Она кивнула. Мы еще какое-то время лежали, затем все так же молча поднялись, оделись и, держась за руки, пошли к дому. Хамра с Тукой сидели на террасе, в тени кипарисов, и беседовали, («…но понятия „взрослый“ не существует, — говорила Тука. — Могу себе представить, как это печалит дряхлых стариков».) Мы с Талией вошли внутрь, наполнили чаши вином и выпили. Вскоре я заснул. И спал как убитый.

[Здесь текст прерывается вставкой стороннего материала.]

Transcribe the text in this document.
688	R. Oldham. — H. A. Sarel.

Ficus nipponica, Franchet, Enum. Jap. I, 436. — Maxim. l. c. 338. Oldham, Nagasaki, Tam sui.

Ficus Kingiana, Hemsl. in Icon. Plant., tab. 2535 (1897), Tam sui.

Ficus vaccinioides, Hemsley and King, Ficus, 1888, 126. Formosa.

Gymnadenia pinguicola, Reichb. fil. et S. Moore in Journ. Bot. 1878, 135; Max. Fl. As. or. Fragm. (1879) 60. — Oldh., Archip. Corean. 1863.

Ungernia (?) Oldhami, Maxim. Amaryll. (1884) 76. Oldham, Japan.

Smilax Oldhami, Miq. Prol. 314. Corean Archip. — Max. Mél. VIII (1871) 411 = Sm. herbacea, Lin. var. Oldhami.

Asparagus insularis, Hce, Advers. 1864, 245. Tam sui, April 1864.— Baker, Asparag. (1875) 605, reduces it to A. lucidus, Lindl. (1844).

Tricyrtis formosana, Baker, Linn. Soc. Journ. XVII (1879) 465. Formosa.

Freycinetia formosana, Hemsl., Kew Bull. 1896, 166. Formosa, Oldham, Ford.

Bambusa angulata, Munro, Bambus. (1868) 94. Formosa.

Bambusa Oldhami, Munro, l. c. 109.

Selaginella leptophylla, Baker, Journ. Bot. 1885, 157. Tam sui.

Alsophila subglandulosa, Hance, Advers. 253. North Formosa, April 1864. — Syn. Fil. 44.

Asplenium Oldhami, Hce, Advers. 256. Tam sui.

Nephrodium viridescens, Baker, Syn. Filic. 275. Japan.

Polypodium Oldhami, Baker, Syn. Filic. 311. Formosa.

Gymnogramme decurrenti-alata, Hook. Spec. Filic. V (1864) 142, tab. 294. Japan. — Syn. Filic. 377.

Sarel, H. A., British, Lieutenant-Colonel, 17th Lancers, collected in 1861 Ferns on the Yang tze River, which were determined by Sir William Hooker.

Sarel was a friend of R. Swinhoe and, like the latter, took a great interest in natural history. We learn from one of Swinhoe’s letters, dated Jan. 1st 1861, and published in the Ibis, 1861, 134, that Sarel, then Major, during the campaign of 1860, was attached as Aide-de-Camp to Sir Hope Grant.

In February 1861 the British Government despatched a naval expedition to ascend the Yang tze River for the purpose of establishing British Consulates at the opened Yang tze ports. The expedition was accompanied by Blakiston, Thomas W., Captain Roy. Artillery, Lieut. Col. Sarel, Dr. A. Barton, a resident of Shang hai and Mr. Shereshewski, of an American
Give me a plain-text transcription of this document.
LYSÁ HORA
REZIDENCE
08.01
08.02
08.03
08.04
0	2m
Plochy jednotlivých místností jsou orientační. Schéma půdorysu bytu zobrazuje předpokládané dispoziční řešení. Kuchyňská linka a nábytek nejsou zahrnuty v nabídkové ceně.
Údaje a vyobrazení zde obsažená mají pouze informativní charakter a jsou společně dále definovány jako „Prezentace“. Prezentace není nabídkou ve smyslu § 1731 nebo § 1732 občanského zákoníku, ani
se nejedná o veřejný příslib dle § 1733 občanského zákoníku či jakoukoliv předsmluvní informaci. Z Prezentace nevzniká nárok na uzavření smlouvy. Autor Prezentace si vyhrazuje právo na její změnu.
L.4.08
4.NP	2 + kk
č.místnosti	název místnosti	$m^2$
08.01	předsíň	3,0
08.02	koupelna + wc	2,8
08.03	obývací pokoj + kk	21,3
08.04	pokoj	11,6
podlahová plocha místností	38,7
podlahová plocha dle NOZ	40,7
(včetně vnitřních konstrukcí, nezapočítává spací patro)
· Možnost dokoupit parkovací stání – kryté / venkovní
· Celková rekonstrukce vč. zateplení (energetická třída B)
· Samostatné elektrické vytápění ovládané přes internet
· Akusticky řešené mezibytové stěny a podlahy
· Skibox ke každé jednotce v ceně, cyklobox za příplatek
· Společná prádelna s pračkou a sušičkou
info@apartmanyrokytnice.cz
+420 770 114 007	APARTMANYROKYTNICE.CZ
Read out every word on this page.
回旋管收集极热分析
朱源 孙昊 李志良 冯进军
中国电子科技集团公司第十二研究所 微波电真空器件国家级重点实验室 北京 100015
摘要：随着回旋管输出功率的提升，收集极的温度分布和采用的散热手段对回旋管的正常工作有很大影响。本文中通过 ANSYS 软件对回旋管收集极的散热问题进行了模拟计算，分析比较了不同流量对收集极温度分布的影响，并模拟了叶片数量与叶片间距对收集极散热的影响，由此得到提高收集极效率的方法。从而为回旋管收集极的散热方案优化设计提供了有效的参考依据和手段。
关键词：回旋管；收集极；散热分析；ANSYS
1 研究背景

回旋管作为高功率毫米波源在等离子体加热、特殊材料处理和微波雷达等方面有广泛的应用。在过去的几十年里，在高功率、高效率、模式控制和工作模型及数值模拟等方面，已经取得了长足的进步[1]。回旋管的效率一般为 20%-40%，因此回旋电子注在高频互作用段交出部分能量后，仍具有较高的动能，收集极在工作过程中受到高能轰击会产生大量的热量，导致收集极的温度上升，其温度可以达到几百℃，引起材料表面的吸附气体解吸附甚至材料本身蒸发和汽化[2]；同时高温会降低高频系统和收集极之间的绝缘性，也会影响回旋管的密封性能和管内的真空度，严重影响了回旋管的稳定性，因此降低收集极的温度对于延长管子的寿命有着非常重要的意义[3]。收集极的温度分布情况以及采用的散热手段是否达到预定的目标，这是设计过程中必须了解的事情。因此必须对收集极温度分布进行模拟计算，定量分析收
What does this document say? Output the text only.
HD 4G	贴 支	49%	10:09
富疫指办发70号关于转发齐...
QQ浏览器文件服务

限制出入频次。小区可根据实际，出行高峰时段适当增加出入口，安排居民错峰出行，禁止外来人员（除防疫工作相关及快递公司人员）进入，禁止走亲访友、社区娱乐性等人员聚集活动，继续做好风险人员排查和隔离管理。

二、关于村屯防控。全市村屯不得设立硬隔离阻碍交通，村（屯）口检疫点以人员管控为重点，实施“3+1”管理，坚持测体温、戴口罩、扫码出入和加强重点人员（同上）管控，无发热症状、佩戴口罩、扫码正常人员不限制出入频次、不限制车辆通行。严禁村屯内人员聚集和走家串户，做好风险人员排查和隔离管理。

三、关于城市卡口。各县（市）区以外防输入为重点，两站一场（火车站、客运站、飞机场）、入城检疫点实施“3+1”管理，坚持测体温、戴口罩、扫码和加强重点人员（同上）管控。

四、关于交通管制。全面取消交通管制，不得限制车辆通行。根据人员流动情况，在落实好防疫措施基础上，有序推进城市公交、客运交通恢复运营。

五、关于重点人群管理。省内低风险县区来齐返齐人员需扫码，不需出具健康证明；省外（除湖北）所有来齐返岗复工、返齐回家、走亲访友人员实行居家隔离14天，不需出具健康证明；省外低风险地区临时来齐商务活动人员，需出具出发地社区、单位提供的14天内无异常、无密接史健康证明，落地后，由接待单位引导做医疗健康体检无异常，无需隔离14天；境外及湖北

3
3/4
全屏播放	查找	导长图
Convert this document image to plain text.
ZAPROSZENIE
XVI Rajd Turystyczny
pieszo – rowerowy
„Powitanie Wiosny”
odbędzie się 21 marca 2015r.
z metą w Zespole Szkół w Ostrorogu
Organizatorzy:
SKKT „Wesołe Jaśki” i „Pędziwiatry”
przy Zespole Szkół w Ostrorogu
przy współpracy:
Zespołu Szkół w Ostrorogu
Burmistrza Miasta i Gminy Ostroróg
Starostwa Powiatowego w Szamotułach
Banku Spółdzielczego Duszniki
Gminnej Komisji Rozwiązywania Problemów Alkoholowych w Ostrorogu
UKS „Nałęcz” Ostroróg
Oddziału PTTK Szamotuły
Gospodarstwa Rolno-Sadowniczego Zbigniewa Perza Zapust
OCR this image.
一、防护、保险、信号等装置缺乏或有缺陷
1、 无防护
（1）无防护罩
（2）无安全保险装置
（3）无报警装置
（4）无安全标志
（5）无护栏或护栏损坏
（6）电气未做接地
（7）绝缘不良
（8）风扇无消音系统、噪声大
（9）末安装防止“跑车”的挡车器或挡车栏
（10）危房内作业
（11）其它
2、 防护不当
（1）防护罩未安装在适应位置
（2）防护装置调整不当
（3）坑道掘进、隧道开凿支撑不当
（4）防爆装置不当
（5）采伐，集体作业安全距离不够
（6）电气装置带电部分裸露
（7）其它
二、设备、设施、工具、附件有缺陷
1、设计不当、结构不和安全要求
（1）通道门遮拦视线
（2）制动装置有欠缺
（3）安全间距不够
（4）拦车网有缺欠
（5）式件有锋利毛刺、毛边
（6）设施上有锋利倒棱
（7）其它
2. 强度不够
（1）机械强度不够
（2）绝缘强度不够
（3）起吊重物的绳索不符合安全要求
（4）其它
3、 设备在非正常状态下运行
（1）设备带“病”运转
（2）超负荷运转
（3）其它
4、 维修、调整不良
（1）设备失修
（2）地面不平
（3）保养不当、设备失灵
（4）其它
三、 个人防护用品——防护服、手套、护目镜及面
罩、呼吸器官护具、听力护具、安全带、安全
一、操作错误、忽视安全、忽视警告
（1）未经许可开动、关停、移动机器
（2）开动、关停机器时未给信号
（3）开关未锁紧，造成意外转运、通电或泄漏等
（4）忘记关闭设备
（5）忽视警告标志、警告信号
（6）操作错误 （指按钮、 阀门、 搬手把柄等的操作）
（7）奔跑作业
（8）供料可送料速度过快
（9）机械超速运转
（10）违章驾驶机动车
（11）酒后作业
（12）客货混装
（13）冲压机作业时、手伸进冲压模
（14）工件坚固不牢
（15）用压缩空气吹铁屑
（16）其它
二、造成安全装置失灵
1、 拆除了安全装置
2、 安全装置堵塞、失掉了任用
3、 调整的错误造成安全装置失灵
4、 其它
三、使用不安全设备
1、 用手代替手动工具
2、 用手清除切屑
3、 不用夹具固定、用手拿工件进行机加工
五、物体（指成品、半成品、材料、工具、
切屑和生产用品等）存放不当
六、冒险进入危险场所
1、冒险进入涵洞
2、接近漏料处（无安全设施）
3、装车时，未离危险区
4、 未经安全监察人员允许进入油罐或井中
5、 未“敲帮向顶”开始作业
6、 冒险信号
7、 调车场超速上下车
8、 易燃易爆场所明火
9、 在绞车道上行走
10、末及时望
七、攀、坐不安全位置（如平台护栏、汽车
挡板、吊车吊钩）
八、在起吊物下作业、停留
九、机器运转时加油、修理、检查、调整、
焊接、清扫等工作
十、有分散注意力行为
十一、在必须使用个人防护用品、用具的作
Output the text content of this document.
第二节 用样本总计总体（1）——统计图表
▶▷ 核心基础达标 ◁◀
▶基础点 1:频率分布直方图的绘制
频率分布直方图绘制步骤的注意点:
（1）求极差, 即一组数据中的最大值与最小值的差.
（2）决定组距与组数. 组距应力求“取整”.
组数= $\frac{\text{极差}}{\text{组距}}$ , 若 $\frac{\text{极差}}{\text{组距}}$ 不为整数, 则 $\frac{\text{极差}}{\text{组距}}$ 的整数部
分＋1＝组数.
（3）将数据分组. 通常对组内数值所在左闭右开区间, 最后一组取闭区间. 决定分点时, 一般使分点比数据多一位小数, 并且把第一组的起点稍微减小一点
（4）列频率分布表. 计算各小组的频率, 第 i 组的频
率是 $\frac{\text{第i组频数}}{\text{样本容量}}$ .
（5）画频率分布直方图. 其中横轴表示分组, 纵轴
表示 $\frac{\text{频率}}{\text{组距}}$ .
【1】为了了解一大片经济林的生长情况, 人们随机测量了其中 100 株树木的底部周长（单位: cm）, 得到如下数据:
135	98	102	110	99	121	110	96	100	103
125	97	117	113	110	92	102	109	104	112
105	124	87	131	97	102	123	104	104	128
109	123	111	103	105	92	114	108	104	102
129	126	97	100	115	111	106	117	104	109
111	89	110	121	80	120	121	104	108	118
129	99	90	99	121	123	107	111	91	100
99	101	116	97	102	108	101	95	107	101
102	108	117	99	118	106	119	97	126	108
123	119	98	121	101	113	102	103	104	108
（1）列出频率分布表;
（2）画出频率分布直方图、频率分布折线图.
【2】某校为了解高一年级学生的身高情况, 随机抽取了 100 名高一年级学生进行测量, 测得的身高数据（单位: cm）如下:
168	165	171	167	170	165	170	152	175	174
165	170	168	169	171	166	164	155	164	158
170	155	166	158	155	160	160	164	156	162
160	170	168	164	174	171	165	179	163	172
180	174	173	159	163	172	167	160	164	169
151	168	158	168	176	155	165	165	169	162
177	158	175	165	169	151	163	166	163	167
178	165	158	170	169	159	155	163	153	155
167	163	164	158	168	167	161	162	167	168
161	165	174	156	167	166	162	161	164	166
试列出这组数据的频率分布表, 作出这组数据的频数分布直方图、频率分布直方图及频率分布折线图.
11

Неделей позже Хамра, сжимая и разжимая свои огромные кулаки, с мрачным видом заявил мне, что его семейная жизнь потерпела крушение после того, «что случилось в тот вечер». Я был изумлен.
— Хамра, неужели ты думаешь, что я спал с твоей женой? — спросил я.
Он набычился и закатил глаза, преследуемый гнетущим чувством вины.
— Нет, — сказал он, — но лучше бы ты сделал это, потому что я спал с твоей женой и теперь Талия ненавидит меня.
— Но это же нелепо! — сказал я. Эта новость удивила меня, если не сказать больше. Отчасти потому, что была высказана этим утонченным чистоплюем с телосложением воина. Впрочем, она не была для меня ударом и уж тем более не уязвила меня. Отчасти же я был удивлен, что Тука ничего мне не сказала, и, кроме того, меня поразило поведение Талии, если, конечно, ее муж не солгал. Я прекрасно понимал, почему они пошли на это. Они думали, что мы с Талией занимались любовью. И ведь только по чистой случайности этого не произошло. Мне вспомнились слова Талии об огромности мира и ее чувстве обманутости, и я готов был рассмеяться, но не засмеялся.
— Это смешно, — заговорил я. Совсем как Солон, который, сотрясая воздух шумной болтовней, обдумывал свой следующий ход. — Я мог переспать с ней. И я, вероятно, сглупил, не воспользовавшись случаем.
Хамра скорбно посмотрел в сторону дома, словно воин, обозревающий место своего поражения. Там внутри беседовали Тука и Талия.